Łącznie w trakcie bitwy o Anglię Dywizjon 303 zestrzelił 126 samolotów przeciwnika, co było absolutnym rekordem wśród dywizjonów alianckich i niemieckich. Choć wynik ten jest obecnie kwestionowany przez niektórych historyków jako zawyżony, to warto pamiętać, że polskie zestrzelenia były weryfikowane szczególnie dokładnie.



Początkowo sukcesy Dywizjonu wzbudziły bowiem podejrzenia Brytyjczyków. Oficerowie wywiadu na lotnisku w Northolt nie wierzyli w meldunki Polaków o ilości strąconych maszyn. Nawet, jeśli brytyjscy oficerowie latający wraz z Polakami zarzekali się, że raporty są prawdziwe!

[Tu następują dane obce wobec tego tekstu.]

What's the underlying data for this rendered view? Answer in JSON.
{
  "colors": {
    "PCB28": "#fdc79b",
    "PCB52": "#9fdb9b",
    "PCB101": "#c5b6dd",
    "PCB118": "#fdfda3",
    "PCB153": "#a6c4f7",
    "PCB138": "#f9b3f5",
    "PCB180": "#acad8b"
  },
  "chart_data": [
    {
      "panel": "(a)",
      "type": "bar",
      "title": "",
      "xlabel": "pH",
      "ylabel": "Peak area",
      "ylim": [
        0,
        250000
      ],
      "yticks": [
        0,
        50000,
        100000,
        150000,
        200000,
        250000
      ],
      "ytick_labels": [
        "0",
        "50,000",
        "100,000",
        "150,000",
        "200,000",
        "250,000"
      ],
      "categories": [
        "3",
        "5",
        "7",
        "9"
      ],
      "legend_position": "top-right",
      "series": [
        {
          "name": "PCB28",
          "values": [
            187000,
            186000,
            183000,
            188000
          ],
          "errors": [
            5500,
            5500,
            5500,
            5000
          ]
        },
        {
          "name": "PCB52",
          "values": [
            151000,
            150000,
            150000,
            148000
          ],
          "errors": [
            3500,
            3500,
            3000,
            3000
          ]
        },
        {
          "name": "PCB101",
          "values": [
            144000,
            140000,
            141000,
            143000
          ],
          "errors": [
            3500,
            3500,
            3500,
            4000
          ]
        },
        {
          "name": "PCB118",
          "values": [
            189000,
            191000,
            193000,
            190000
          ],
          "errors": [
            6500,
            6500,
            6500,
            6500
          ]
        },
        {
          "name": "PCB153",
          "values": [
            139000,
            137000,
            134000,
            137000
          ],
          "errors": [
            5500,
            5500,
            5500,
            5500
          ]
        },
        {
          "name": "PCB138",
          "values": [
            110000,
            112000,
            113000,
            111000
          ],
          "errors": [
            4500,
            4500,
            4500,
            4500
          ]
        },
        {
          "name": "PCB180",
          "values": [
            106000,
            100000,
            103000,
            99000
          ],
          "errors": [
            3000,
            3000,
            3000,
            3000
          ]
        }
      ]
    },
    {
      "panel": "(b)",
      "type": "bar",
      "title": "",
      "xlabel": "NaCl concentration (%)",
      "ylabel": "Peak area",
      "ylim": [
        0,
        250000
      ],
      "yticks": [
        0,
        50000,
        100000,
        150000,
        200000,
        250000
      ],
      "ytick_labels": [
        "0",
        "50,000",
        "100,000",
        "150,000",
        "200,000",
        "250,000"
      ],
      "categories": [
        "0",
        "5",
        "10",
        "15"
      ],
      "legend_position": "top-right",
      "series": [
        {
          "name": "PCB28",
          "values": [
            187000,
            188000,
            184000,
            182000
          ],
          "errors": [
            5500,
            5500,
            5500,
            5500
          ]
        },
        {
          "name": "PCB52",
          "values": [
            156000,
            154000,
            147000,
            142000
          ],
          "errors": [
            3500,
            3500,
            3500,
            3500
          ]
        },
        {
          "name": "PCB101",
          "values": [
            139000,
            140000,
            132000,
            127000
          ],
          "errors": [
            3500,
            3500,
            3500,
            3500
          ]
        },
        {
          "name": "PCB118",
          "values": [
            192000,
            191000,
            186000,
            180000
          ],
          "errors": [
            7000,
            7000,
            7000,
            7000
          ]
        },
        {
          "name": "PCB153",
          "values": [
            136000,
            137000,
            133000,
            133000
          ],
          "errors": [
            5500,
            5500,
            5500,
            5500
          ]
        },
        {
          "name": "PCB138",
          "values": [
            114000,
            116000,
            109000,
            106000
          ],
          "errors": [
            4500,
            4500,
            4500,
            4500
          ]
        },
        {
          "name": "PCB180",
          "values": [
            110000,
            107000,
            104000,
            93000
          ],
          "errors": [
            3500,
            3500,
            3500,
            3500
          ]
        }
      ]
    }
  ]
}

Ostatecznie w jedną z misji wraz z Dywizjonem 303 poleciał brytyjski dowódca bazy. Zobaczył na własne oczy, jak Polacy rozbili wyprawę bombową. „Nagle powietrze zapełniło się płonącymi samolotami, spadochronami i oderwanymi kawałkami skrzydeł. Było to tak nagłe, że aż ogłuszające” – napisał w raporcie, a zastrzeżenia brytyjskie zniknęły.

Mniejszą sławę zdobyli lotnicy z Dywizjonu 302, którzy znajdowali się nieco dalej od głównego frontu zmagań. 15 września skierowano ich do walki nad Londynem jako ostatnią rezerwę RAF. Zestrzelili wówczas 11 samolotów Luftwaffe na pewno i 7 prawdopodobnie. Trzy dni później było podobnie – zaliczyli 9 maszyn na pewno i 3 prawdopodobnie. 11 października Dywizjon 302. został przeniesiony w pobliże brytyjskiej stolicy w miejsce wysłanego na odpoczynek Dywizjonu 303., ale… Niemcy zmienili taktykę i zaprzestali masowych dziennych nalotów.

Ogółem Dywizjon zlikwidował 27 samolotów niemieckich na pewno i 11 prawdopodobnie. Z kolei Polacy służący w dywizjonach brytyjskich strącili na pewno kolejne 77,5 wrogich maszyn i 16 prawdopodobnie.

Najskuteczniejszym lotnikiem polskich dywizjonów okazał się Czech, sierżant pilot Josef Frantisek, który odnotował 17 sukcesów powietrznych. Tuż za nim uplasował się porucznik pilot Witold Urbanowicz. Strącił on 15 maszyn wroga na pewno (w tym dwa razy po cztery dziennie!) i 1 prawdopodobnie. Obaj ci należący do Dywizjonu 303 lotnicy zajęli czołowe miejsca pod względem indywidualnych wyników lotników RAF.

W Bitwie o Anglię udział wzięli również lotnicy Dywizjonów Bombowych 300. Ziemi Mazowieckiej i 301. Ziemi Pomorskiej. Począwszy od połowy września, atakowali francuskie porty, gdzie Niemcy gromadzili barki i inny sprzęt inwazyjny. W tym czasie formowały się kolejne polskie jednostki myśliwskie, bombowe i inne. Wzięły one udział w walkach już po zakończeniu bitwy o Anglię.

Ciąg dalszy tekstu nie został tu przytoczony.